Il debitore e il terzo nominato custode debbono rendere il conto a norma dell’articolo 593.
Il Giudice dell’esecuzione dispone, con provvedimento non impugnabile, la liberazione dell’immobile
pignorato, quando non ritiene di autorizzare il debitore a continuare ad abitare lo stesso, o parte dello
stesso, ovvero quando revoca la detta autorizzazione, se concessa in precedenza, ovvero quando
provvede all’aggiudicazione o all’assegnazione dell’immobile.
Il provvedimento costituisce titolo esecutivo per il rilascio ed è eseguito a cura del custode anche
successivamente alla pronuncia del decreto di trasferimento nell’interesse dell’aggiudicatario o
dell’assegnatario se questi non lo esentano.

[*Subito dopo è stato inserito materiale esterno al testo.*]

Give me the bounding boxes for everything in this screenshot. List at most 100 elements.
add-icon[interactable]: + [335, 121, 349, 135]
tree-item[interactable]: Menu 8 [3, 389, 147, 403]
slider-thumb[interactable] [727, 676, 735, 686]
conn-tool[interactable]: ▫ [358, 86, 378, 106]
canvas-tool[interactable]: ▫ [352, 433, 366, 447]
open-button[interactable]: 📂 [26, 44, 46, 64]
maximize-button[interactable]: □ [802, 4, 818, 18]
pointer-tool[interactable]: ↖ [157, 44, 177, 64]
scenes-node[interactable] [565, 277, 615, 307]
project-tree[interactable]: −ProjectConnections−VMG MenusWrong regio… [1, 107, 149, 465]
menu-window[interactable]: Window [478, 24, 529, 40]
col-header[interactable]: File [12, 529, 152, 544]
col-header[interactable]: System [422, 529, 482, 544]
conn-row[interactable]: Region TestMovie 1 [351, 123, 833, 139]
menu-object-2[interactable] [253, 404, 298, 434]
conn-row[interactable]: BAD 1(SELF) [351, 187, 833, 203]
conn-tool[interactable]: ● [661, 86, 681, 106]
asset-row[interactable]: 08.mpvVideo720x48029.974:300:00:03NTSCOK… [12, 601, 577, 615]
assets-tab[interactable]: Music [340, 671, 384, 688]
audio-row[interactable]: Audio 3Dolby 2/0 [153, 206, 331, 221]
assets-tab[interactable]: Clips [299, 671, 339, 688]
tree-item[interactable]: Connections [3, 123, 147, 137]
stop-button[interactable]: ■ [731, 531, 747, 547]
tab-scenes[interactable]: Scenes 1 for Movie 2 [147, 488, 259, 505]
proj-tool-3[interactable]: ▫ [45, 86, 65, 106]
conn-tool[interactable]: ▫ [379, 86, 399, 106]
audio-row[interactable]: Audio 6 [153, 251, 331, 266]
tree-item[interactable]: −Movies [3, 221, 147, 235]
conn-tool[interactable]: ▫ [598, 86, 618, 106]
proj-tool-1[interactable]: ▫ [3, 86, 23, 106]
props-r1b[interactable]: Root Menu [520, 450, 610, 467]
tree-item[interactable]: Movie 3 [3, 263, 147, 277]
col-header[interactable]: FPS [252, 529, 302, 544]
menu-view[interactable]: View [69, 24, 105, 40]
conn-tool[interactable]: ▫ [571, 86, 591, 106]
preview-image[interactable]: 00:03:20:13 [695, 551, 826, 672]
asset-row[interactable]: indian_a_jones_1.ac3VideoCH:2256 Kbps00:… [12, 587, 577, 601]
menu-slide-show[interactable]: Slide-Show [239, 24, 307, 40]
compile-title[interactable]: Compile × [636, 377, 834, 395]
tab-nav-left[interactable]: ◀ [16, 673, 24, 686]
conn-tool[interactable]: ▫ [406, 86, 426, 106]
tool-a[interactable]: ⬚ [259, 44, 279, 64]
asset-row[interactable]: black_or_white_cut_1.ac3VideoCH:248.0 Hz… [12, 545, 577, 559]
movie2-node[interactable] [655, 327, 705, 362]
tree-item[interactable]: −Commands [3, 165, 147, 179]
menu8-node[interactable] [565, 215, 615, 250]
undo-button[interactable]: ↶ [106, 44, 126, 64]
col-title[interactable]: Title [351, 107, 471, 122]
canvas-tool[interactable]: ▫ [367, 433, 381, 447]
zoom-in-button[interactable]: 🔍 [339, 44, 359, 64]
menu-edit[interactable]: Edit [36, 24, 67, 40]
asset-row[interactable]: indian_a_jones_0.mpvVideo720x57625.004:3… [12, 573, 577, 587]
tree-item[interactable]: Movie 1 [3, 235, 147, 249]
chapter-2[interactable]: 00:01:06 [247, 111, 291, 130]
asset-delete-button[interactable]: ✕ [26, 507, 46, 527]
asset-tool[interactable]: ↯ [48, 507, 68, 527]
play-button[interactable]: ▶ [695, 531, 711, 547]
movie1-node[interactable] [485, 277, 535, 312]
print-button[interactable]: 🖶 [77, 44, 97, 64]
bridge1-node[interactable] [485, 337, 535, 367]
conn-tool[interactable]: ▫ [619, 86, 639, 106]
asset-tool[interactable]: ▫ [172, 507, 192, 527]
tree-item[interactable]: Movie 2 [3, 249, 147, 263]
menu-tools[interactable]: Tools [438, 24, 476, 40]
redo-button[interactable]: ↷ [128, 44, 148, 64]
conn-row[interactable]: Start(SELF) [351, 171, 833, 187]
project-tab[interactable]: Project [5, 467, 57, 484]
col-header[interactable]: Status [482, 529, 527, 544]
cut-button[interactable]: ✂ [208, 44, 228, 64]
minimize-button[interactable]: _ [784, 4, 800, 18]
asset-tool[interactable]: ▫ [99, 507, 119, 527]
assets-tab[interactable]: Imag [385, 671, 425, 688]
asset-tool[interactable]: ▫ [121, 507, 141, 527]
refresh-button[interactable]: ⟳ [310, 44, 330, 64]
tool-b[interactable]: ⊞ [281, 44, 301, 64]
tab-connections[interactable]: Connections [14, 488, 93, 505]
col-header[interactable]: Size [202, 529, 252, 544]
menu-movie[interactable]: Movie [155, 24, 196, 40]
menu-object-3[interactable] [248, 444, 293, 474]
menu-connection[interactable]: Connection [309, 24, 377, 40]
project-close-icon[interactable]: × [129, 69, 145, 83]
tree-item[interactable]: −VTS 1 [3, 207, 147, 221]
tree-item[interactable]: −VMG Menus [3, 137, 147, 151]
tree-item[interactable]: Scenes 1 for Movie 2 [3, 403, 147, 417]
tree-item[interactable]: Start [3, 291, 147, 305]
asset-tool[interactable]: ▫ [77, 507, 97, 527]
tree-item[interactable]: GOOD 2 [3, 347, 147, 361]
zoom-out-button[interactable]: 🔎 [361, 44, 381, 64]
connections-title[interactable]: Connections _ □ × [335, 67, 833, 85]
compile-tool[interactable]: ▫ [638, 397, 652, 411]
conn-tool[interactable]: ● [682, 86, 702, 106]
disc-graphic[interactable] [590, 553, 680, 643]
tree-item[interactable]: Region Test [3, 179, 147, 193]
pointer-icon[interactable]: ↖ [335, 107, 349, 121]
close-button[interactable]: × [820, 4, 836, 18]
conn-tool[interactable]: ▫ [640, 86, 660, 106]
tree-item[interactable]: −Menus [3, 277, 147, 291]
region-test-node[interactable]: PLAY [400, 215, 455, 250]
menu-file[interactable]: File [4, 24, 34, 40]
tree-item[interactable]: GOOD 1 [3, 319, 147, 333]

Il Giudice, con l’ordinanza di cui al terzo comma dell’art. 569, stabilisce le modalità con cui il custode
deve adoperarsi affinché gli interessati a presentare offerta di acquisto esaminino i beni in vendita. Il
custode provvede in ogni caso, previa autorizzazione del giudice dell’esecuzione all’amministrazione e
alla gestione dell’immobile pignorato ed esercita le azioni previste dalla legge e occorrenti per
conseguirne la disponibilità.
Se il debitore dimostra di non avere altri mezzi di sostentamento, il giudice può anche concedergli un
assegno alimentare sulle rendite nei limiti dello stretto necessario.
Il giudice, con l’ordinanza di cui al primo comma, stabilisce le modalità con cui il custode deve
adoperarsi perché gli interessati a presentare offerta di acquisto esaminino i beni in vendita.
Il custode provvede all’amministrazione e alla gestione dell’immobile pignorato ed esercita le azioni
previste dalla legge e occorrenti per conseguirne la disponibilità.